Watch this space this is definitely not over, not until much much later. Suddenly 2019 seems so far away.

From my archive: 2015

My  father was not too pleased when I wrote that I wish I was from Osun. For those that read my page you know that I find the Ogbeni’s leadership inspiring and refreshing. Ogbeni puts his opinion of leadership so well when he said: “Indeed, it is my belief that leadership offers a golden opportunity to serve the people and bring improvements to bear on their lives and existence. I also do hold onto the view that leadership is a core pillar upon which a viable and successful human society can be built. And that “Indeed leadership is all about rendering service to the people and this”.

When something works and works well, it is important to admit and admire the process and that is what I do.

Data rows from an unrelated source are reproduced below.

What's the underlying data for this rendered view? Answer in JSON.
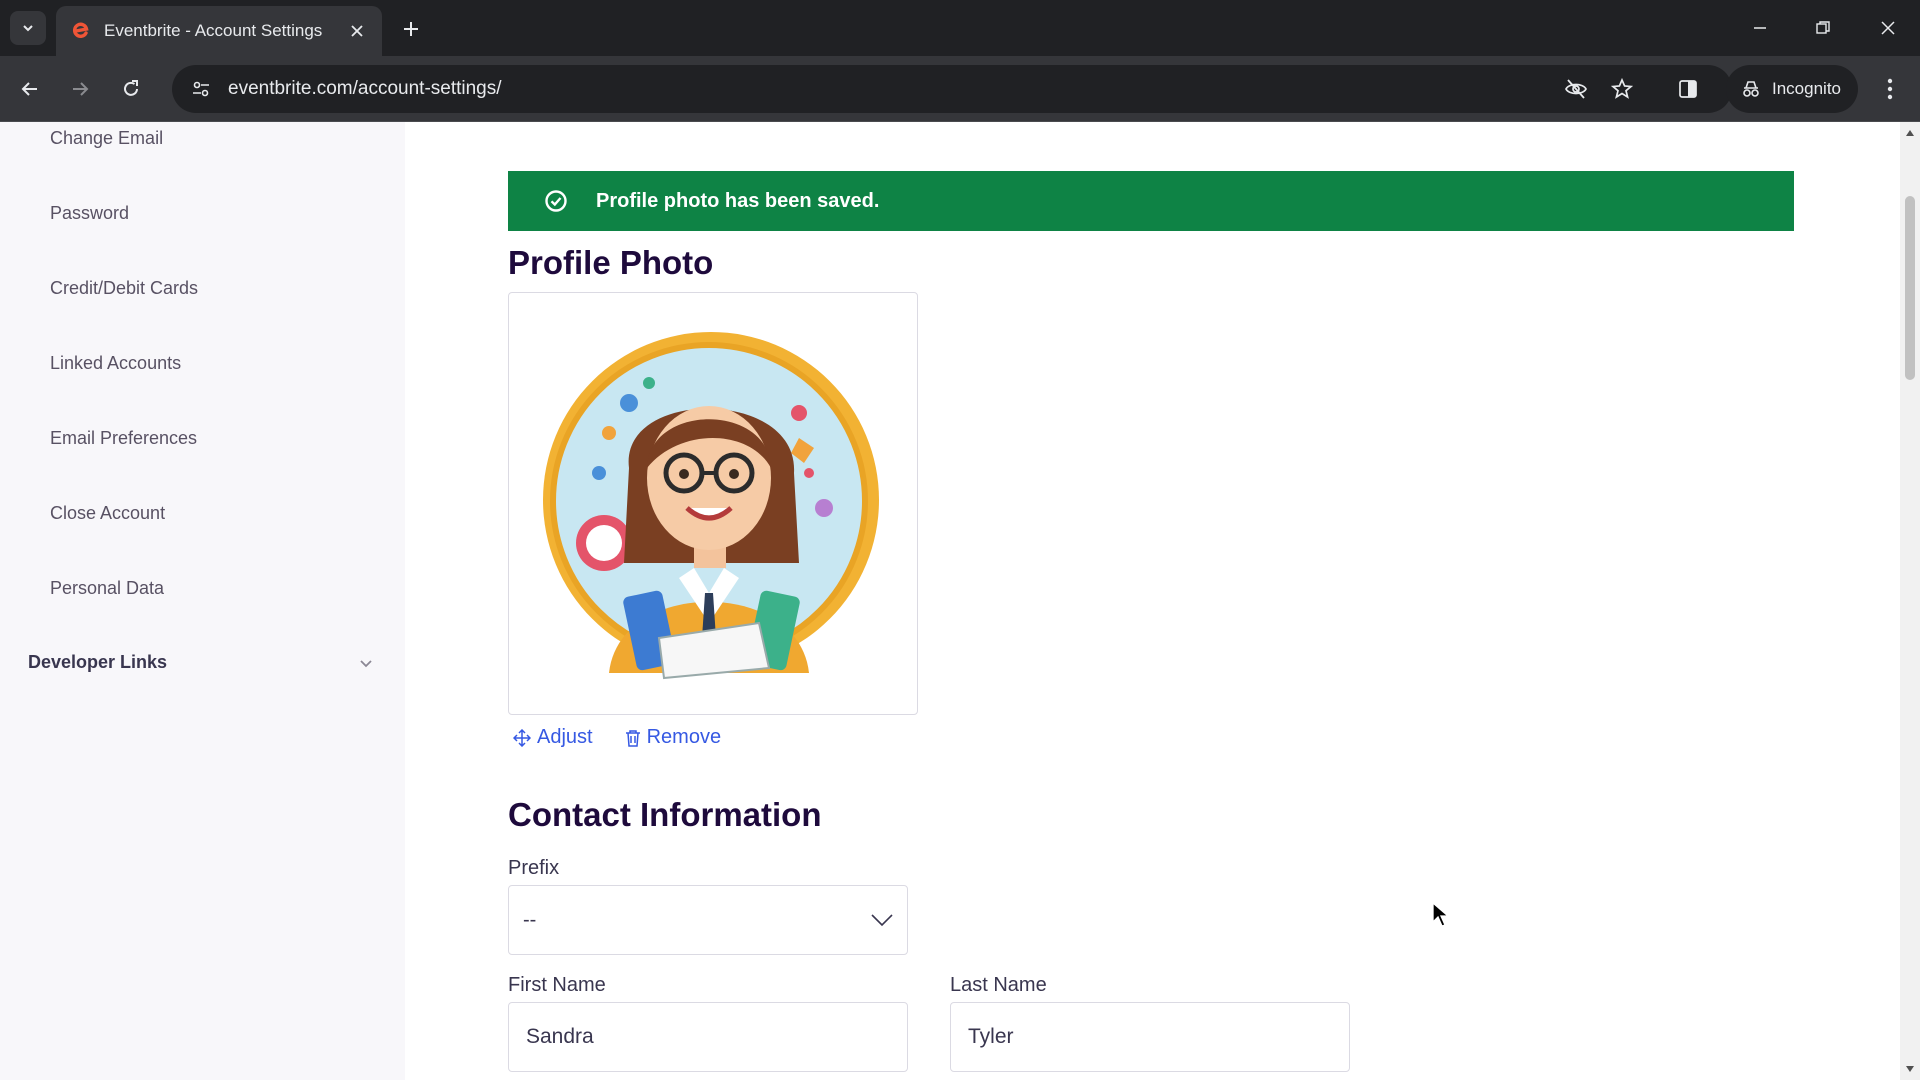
{
  "browser": {
    "tab_title": "Eventbrite - Account Settings",
    "url": "eventbrite.com/account-settings/",
    "incognito_label": "Incognito",
    "favicon_color": "#f05537"
  },
  "sidebar": {
    "items": [
      {
        "label": "Change Email"
      },
      {
        "label": "Password"
      },
      {
        "label": "Credit/Debit Cards"
      },
      {
        "label": "Linked Accounts"
      },
      {
        "label": "Email Preferences"
      },
      {
        "label": "Close Account"
      },
      {
        "label": "Personal Data"
      }
    ],
    "section_label": "Developer Links"
  },
  "banner": {
    "message": "Profile photo has been saved.",
    "color": "#0e8345"
  },
  "profile_photo": {
    "heading": "Profile Photo",
    "adjust_label": "Adjust",
    "remove_label": "Remove"
  },
  "contact": {
    "heading": "Contact Information",
    "prefix_label": "Prefix",
    "prefix_value": "--",
    "first_name_label": "First Name",
    "first_name_value": "Sandra",
    "last_name_label": "Last Name",
    "last_name_value": "Tyler"
  },
  "icons": {
    "tab_list": "chevron-down-icon",
    "close_tab": "close-icon",
    "new_tab": "plus-icon",
    "back": "arrow-left-icon",
    "forward": "arrow-right-icon",
    "reload": "reload-icon",
    "tracking": "eye-off-icon",
    "bookmark": "star-icon",
    "banner_status": "check-circle-icon",
    "adjust": "move-icon",
    "remove": "trash-icon"
  }
}
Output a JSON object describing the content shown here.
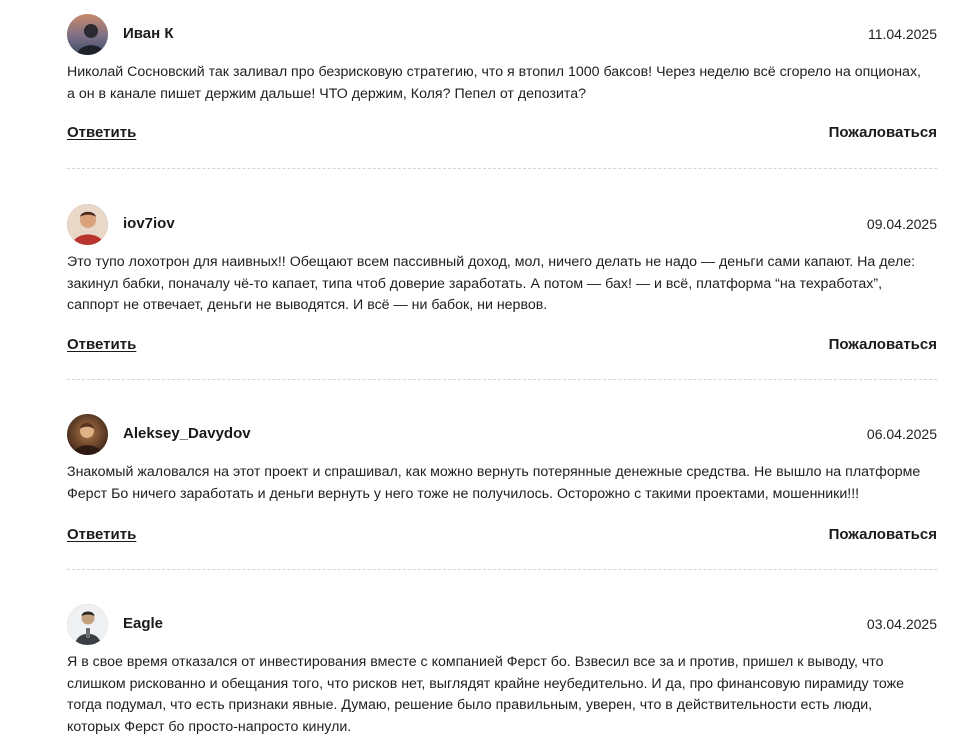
{
  "actions": {
    "reply_label": "Ответить",
    "report_label": "Пожаловаться"
  },
  "comments": [
    {
      "author": "Иван К",
      "date": "11.04.2025",
      "text": "Николай Сосновский так заливал про безрисковую стратегию, что я втопил 1000 баксов! Через неделю всё сгорело на опционах, а он в канале пишет держим дальше! ЧТО держим, Коля? Пепел от депозита?"
    },
    {
      "author": "iov7iov",
      "date": "09.04.2025",
      "text": "Это тупо лохотрон для наивных!! Обещают всем пассивный доход, мол, ничего делать не надо — деньги сами капают. На деле: закинул бабки, поначалу чё-то капает, типа чтоб доверие заработать. А потом — бах! — и всё, платформа “на техработах”, саппорт не отвечает, деньги не выводятся. И всё — ни бабок, ни нервов."
    },
    {
      "author": "Aleksey_Davydov",
      "date": "06.04.2025",
      "text": "Знакомый жаловался на этот проект и спрашивал, как можно вернуть потерянные денежные средства. Не вышло на платформе Ферст Бо ничего заработать и деньги вернуть у него тоже не получилось. Осторожно с такими проектами, мошенники!!!"
    },
    {
      "author": "Eagle",
      "date": "03.04.2025",
      "text": "Я в свое время отказался от инвестирования вместе с компанией Ферст бо. Взвесил все за и против, пришел к выводу, что слишком рискованно и обещания того, что рисков нет, выглядят крайне неубедительно. И да, про финансовую пирамиду тоже тогда подумал, что есть признаки явные. Думаю, решение было правильным, уверен, что в действительности есть люди, которых Ферст бо просто-напросто кинули."
    }
  ]
}
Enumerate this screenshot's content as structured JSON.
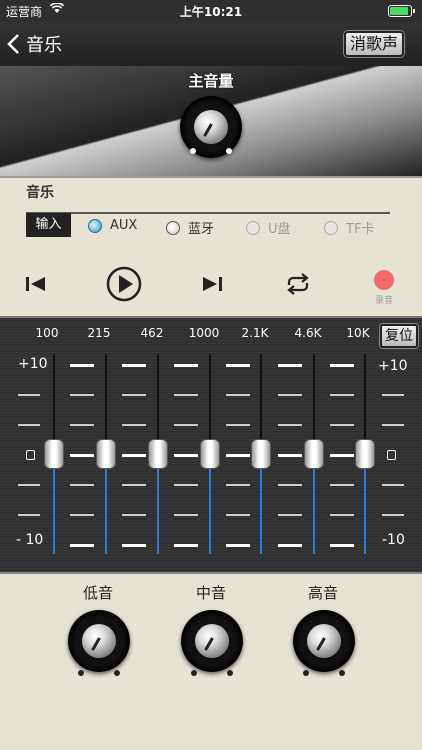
{
  "status": {
    "carrier": "运营商",
    "time": "上午10:21"
  },
  "nav": {
    "back_label": "音乐",
    "mute_label": "消歌声"
  },
  "master": {
    "label": "主音量"
  },
  "music": {
    "title": "音乐",
    "input_label": "输入",
    "inputs": [
      {
        "label": "AUX",
        "state": "selected"
      },
      {
        "label": "蓝牙",
        "state": "normal"
      },
      {
        "label": "U盘",
        "state": "disabled"
      },
      {
        "label": "TF卡",
        "state": "disabled"
      }
    ],
    "record_label": "录音"
  },
  "eq": {
    "reset_label": "复位",
    "freqs": [
      "100",
      "215",
      "462",
      "1000",
      "2.1K",
      "4.6K",
      "10K"
    ],
    "scale": {
      "top": "+10",
      "bottom": "- 10",
      "top_right": "+10",
      "bottom_right": "-10"
    },
    "values": [
      0,
      0,
      0,
      0,
      0,
      0,
      0
    ]
  },
  "tone": {
    "labels": [
      "低音",
      "中音",
      "高音"
    ]
  },
  "colors": {
    "accent": "#2a7de1",
    "radio_active": "#62bfe8",
    "record": "#f06a6a"
  }
}
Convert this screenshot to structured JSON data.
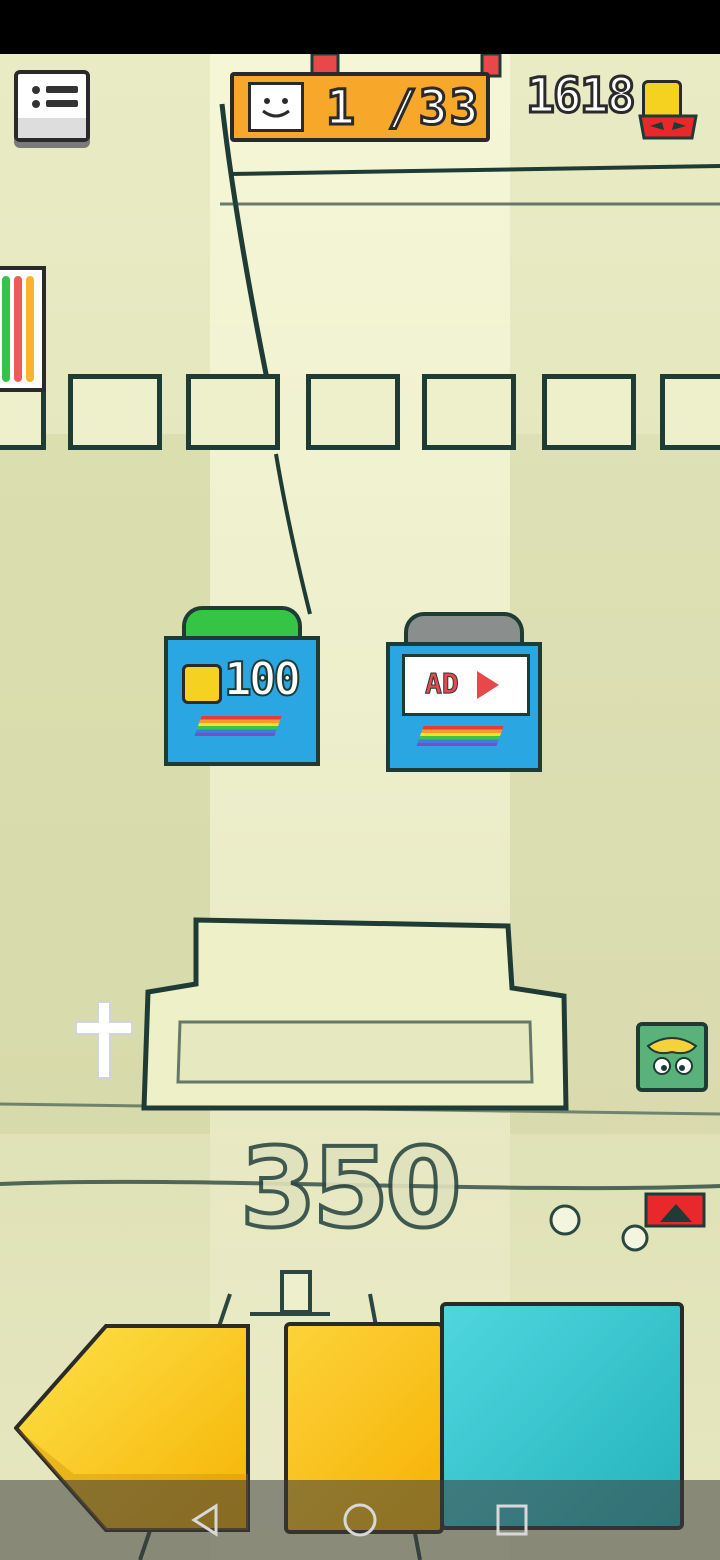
{
  "hud": {
    "level_current": "1",
    "level_text": "1 /33",
    "coins": "1618"
  },
  "shop": {
    "coin_card": {
      "price": "100"
    },
    "ad_card": {
      "label": "AD"
    }
  },
  "score": "350",
  "controls": {
    "left_label": "",
    "jump_label": "",
    "action_label": ""
  },
  "navbar": {
    "back_icon": "triangle-back",
    "home_icon": "circle-home",
    "recents_icon": "square-recents"
  },
  "colors": {
    "accent_orange": "#f7a72a",
    "coin_yellow": "#f5d21f",
    "card_blue": "#2aa6e3",
    "control_yellow": "#fcd23a",
    "control_teal": "#4fd6df"
  }
}
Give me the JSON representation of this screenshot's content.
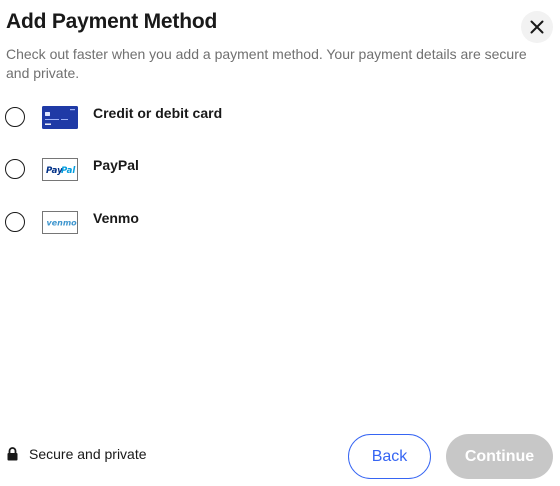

With well over half of the Nigerian population unemployed, poverty is higher than it has ever been, subsequent   administrations and the present government have promised to improve our lot and they have consistently let us down and not delivered.

The Osun administration has employed the highest number of civil servants in any other states in the country. So, here is an administration that does exactly what it set out to do. It did more and beyond to improve the lives of its people.

One of the few states in the country that has consistently improved and laid down solid structures and sound governance. This is essential in order to get the country working again.

Margaret Thatcher was once asked what her government’s top priority was, without hesitation she said: “Education, education and education”. Education is the key. That is exactly what Ogbeni’s administration has done. Making education free at the point of entry means more children are educated. This means that the future of Osun is brighter as more children are given the opportunity to better their lot. They say the proof of the pudding is in the eating and the people bear witness to the changes in the state.

In the Ogbeni, the people of Osun have witnessed a committed and hard-working governor who is willing to work for the interest of its people.

He has single handedly transformed his state and its people. He has produced results for all to see. The feeding programme is a master stroke after all the army matches on its stomachs they say.

No point sending children to school on empty stomach. So they offer free nutritious meals so that the children’s bodies are optimised for learning and development. The programme’s sublime quality is that it considers every aspect of the health of the children as the programme also includes the de-worming programme and distribution of free uniforms and school materials. This means that every child is equal at the point of entry.

As a result of all these innovations, the school attendance has improved exponentially and more teachers are recruited to deal with the demand, Osun government spends more than N3 billion annually on its home-grown elementary school feeding, O’Meal. N600 million was spent on about 3,000 community caterers as well as transportation fare to the various schools.

As a result of the feeding programme, there has been an increase in the enrolment of children and decrease in absenteeism. The meal programme employs local people; farmers, butchers, fishermen and trained women meal supervisors. You raise the most vulnerable up, then everyone benefits.